| -------Le 
        6 novembre 1792, sur le sol belge, le général Dumouriez, 
        à la tête de l'Armée du Nord, remporte sur les Autrichiens 
        l'éclatante victoire de Jemmapes. A son côté, participe 
        à la bataille un jeune lieutenant ci-devant duc de Montpensier, 
        fils de ce Philippe d'Orléans qui se dit Egalité.-------Cinquante six-ans plus tard , le 14 
        février 1848, devenu Louis Philippe roi des Français, l'ex- 
        aide de camp de Dumouriez signe une ordonnance créant 17 colonies 
        agricoles en Algérie. L'un de ces centres portera le nom de Jemmapes, 
        et doit se situer, sur 2 850 hectares, à l'embranchement des routes 
        à créer d'El Arrouch et de Philippeville à Bône.

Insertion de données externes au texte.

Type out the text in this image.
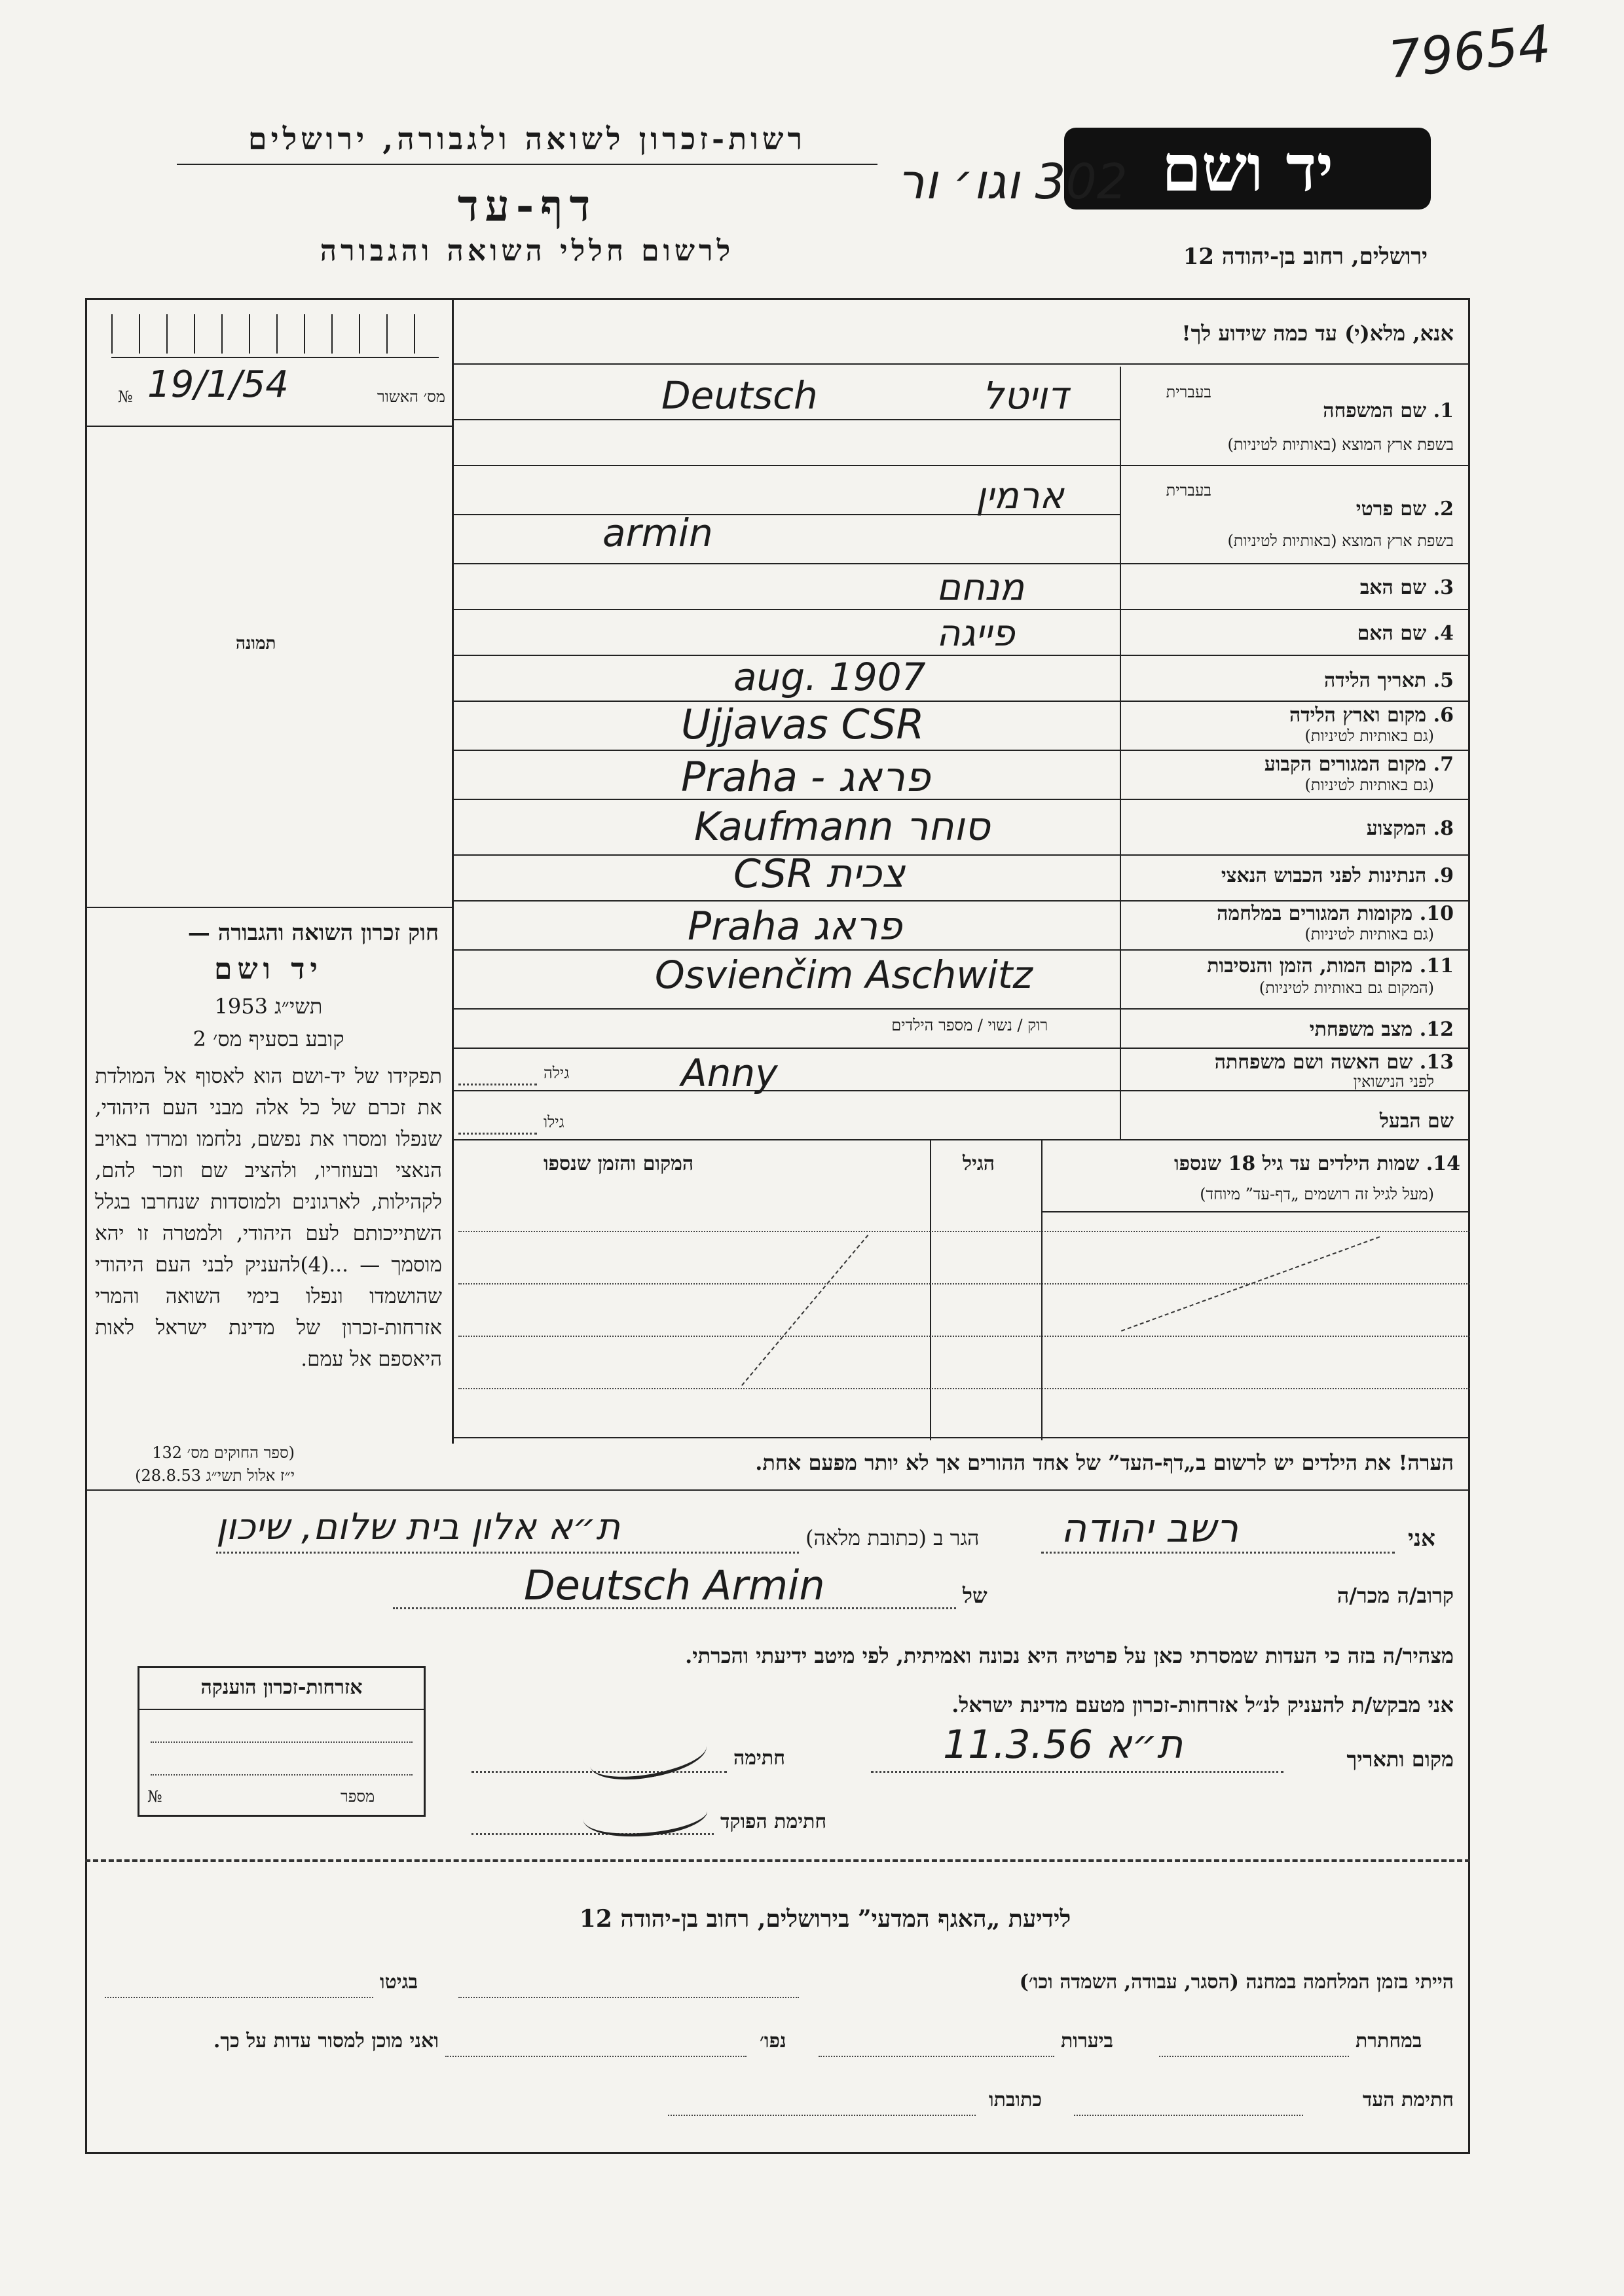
79654
יד ושם
302 וגו׳ ור
רשות-זכרון לשואה ולגבורה, ירושלים
דף-עד
לרשום חללי השואה והגבורה	ירושלים, רחוב בן-יהודה 12
אנא, מלא(י) עד כמה שידוע לך!
מס׳ האשור
№ 19/1/54
תמונה
בעברית
1. שם המשפחה
בשפת ארץ המוצא (באותיות לטיניות)
דויטל
Deutsch
בעברית
2. שם פרטי
בשפת ארץ המוצא (באותיות לטיניות)
ארמין
armin
3. שם האב
מנחם
4. שם האם
פייגה
5. תאריך הלידה
aug. 1907
6. מקום וארץ הלידה
(גם באותיות לטיניות)
Ujjavas CSR
7. מקום המגורים הקבוע
(גם באותיות לטיניות)
Praha - פראג
8. המקצוע
Kaufmann סוחר
9. הנתינות לפני הכבוש הנאצי
CSR צכית
10. מקומות המגורים במלחמה
(גם באותיות לטיניות)
Praha פראג
11. מקום המות, הזמן והנסיבות
(המקום גם באותיות לטיניות)
Osvienčim Aschwitz
12. מצב משפחתי
רוק / נשוי / מספר הילדים
13. שם האשה ושם משפחתה
לפני הנישואין
גילה	Anny
שם הבעל
גילו
14. שמות הילדים עד גיל 18 שנספו
(מעל לגיל זה רושמים „דף-עד” מיוחד)
הגיל
המקום והזמן שנספו
הערה! את הילדים יש לרשום ב„דף-העד” של אחד ההורים אך לא יותר מפעם אחת.
חוק זכרון השואה והגבורה —
יד ושם
תשי״ג 1953
קובע בסעיף מס׳ 2
תפקידו של יד-ושם הוא לאסוף אל המולדת את זכרם של כל אלה מבני העם היהודי, שנפלו ומסרו את נפשם, נלחמו ומרדו באויב הנאצי ובעוזריו, ולהציב שם וזכר להם, לקהילות, לארגונים ולמוסדות שנחרבו בגלל השתייכותם לעם היהודי, ולמטרה זו יהא מוסמך — ...(4)להעניק לבני העם היהודי שהושמדו ונפלו בימי השואה והמרי אזרחות-זכרון של מדינת ישראל לאות היאספם אל עמם.
(ספר החוקים מס׳ 132
י״ז אלול תשי״ג 28.8.53)
אני
רשב יהודה
הגר ב (כתובת מלאה)
ת״א אלון בית שלום, שיכון
קרוב/ה מכר/ה
של
Deutsch Armin
מצהיר/ה בזה כי העדות שמסרתי כאן על פרטיה היא נכונה ואמיתית, לפי מיטב ידיעתי והכרתי.
אני מבקש/ת להעניק לנ״ל אזרחות-זכרון מטעם מדינת ישראל.
מקום ותאריך
ת״א 11.3.56
חתימה
חתימת הפוקד
אזרחות-זכרון הוענקה
מספר
№
לידיעת „האגף המדעי” בירושלים, רחוב בן-יהודה 12
הייתי בזמן המלחמה במחנה (הסגר, עבודה, השמדה וכו׳)
בגיטו
במחתרת
ביערות
נפו׳
ואני מוכן למסור עדות על כך.
חתימת העד
כתובתו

 ------Les 851 colons recrutés à 
        Paris pour peupler Jemmapes constituent le dixième convoi. Les 
        hommes sont artisans ou boutiquiers mais nullement terriens. Seuls ou 
        en famille, ils quittent la capitale le 12 novembre, sur un train de chalands, 
        gagnent lentement, par rivières et canaux, Châlon sur Saône 
        où des "paquebots" fluviaux les amènent au delta 
        du Rhône. D'Arles, ils ralient Marseille par chemin de fer. "Le 
        Cacique" leur fait traverser la merjusqu'à Philippeville via 
        le petit port de Stora.
 ------Enfin, ils atteignent les terres riveraines 
        de l'oued Fendeck, immense cuvette couronnée de djebels dont les 
        principaux ont nom Oust, Bou Fernana, Serrak, Mekdoua, Denchaba, Tengout, 
        Saïafa, Ferfour, Regouat, Mazeur, Chrebik, Safia.
 ------Leur campement a été 
        installé par une compagnie du 8ème de Ligne que commande 
        le capitaine Prosper Couston, directeur de la colonie. Hébergement 
        précaire sous les guitounes, maigre rata, climat capricieux, fièvres 
        et choléra morbus deviennent vite le lot quotidien de la fragile 
        communauté dont la plupart des membres ne sont pas de taille à 
        supporter de telles épreuves.
 ------Beaucoup vont mourrir, dont le capitaine 
        lui-même, noyé en traversant à cheval un oued grossi 
        par les crues. Cinquante familles plus ou moins rescapées sont... 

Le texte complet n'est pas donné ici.